Some of the salient features of this representation are:

The entire dataset is queriable through the SPARQL Endpoint and makes use of some of the extended features of Virtuoso such as full-text indexing. This is accomplished by using the bif:contains built-in function and is what powers the search functionality on the website. The default (example) query returns some details about all books that have "Edinburgh" in their titles:

PREFIX dc: <http://purl.org/dc/terms/>
PREFIX bibo: <http://purl.org/ontology/bibo/>
PREFIX foaf: <http://xmlns.com/foaf/0.1/>
SELECT DISTINCT ?book ?title ?name ?description
WHERE {
    ?book a bibo:Book .
    ?book dc:title ?title . ?title bif:contains "Edinburgh" .
    OPTIONAL { ?book dc:description ?description } .
    OPTIONAL {
        ?book dc:contributor ?author . ?author foaf:name ?name
    }
} GROUP BY ?book LIMIT 50

It should be noted that only some predicates are indexed for full-text searching, namely,

Further Work

An ultimate goal of our work in the Open Bibliography group at the OKF is to enable the collection of rich metadata about the relationships between works and authors, to document and map the scholarly discourse. This dataset is an important building block to help ground the references in such a project. However more immediatly we will:

  • Make a voiD description of this dataset describing its properties in more detail available.
  • Make available a dump of the our dataset derived from the BNB so that the data can be easily mirrored and copied for local processing.
  • Correct the errors listed in the Errata section below.
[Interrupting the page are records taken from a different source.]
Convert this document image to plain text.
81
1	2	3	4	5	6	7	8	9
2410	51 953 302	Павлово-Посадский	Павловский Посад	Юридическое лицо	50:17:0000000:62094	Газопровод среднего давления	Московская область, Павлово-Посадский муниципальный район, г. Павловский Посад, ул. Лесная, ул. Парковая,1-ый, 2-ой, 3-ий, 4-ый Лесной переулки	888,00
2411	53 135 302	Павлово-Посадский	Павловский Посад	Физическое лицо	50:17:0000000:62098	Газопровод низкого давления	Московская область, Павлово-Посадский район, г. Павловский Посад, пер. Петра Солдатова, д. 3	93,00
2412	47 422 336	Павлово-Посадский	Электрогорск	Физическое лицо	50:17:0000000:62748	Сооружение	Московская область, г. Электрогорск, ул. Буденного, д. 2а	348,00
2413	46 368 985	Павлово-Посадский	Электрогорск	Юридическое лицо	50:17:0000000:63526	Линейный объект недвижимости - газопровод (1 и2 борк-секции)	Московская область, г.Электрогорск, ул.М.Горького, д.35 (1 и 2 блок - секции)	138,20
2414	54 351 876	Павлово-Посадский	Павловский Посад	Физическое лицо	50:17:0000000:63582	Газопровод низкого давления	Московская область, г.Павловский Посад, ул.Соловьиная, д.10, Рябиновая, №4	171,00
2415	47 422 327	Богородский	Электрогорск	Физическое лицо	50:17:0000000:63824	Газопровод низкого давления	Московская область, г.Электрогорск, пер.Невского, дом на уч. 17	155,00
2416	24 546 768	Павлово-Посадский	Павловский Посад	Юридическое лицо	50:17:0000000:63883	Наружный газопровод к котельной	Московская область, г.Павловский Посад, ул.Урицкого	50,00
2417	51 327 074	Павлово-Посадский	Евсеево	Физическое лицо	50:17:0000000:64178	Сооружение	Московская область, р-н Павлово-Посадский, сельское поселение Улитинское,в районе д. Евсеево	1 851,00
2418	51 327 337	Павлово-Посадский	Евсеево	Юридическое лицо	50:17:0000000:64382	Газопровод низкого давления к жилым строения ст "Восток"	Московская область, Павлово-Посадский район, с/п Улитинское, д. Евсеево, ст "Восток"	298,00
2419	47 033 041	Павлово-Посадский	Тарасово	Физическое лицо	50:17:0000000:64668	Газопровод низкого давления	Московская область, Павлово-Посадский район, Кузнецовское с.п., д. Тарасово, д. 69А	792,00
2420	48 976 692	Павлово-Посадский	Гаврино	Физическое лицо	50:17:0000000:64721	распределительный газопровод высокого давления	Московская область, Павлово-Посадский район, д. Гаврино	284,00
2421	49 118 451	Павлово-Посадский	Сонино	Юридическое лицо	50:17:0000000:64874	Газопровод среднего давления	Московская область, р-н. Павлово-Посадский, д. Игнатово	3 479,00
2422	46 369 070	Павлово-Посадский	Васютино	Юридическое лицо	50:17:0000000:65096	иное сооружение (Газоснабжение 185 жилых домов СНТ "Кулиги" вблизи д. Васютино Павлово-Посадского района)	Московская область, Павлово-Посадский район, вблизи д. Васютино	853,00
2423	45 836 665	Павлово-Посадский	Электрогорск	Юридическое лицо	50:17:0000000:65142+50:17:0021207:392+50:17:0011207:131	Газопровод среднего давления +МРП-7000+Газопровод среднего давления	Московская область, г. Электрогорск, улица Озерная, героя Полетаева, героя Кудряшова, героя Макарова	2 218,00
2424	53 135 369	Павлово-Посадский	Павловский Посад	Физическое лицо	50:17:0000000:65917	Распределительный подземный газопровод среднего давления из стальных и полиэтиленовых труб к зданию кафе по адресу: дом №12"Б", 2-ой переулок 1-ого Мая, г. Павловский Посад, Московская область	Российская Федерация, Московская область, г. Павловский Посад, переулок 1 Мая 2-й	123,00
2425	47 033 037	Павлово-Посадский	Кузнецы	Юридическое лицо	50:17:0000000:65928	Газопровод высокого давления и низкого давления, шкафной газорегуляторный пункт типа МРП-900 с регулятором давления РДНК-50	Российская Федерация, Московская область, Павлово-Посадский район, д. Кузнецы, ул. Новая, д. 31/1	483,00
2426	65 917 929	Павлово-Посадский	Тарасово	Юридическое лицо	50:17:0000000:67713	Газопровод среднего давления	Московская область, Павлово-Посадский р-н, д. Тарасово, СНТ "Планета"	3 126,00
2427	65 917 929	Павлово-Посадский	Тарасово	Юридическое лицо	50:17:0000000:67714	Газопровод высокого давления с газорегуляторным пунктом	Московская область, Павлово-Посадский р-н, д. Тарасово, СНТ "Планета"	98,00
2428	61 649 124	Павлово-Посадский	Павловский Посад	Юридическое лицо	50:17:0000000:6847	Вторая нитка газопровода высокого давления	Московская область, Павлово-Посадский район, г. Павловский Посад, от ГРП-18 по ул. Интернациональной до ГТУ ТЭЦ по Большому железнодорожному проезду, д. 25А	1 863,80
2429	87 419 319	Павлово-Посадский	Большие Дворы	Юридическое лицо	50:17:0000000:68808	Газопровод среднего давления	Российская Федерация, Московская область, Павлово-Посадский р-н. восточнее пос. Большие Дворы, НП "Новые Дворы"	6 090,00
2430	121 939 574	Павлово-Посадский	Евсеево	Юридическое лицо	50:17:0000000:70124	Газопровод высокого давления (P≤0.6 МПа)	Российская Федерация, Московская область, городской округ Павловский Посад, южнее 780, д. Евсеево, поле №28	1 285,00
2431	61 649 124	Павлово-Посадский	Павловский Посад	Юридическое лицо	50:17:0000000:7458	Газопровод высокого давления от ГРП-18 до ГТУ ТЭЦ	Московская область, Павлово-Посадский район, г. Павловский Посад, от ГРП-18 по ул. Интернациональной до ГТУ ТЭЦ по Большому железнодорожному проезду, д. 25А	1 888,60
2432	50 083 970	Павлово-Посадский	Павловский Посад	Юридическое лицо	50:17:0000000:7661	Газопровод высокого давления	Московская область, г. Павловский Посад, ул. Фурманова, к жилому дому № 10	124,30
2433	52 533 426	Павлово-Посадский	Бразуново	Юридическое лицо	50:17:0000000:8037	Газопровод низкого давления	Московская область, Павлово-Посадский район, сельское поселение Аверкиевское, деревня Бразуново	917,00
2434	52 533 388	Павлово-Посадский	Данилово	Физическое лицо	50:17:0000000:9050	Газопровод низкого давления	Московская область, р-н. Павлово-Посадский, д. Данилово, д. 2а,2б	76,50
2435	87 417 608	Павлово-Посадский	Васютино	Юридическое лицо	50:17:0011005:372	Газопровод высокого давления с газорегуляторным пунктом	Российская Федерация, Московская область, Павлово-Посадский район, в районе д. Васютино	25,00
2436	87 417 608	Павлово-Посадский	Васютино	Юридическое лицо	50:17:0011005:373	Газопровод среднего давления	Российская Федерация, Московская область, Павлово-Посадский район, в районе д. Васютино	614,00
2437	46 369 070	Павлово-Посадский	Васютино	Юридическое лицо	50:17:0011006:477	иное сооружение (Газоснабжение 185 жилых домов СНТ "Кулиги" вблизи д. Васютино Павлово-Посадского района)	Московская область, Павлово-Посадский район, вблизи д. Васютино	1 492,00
though not necessarily in that order.

Errata

  • ISBNs were represented in the source dataset as string literals of the form URN:ISBN:0123456789 and were erroneously transformed to URIs in violation of the rdfs:range of bibo:isbn.
  • [FIXED] Linkage between the resource and its representations, foaf:isPrimaryTopicOf contains a typeo in the prediate which may make it difficult to use some RDF browsing clients that do not infer the inverse of foaf:primaryTopic.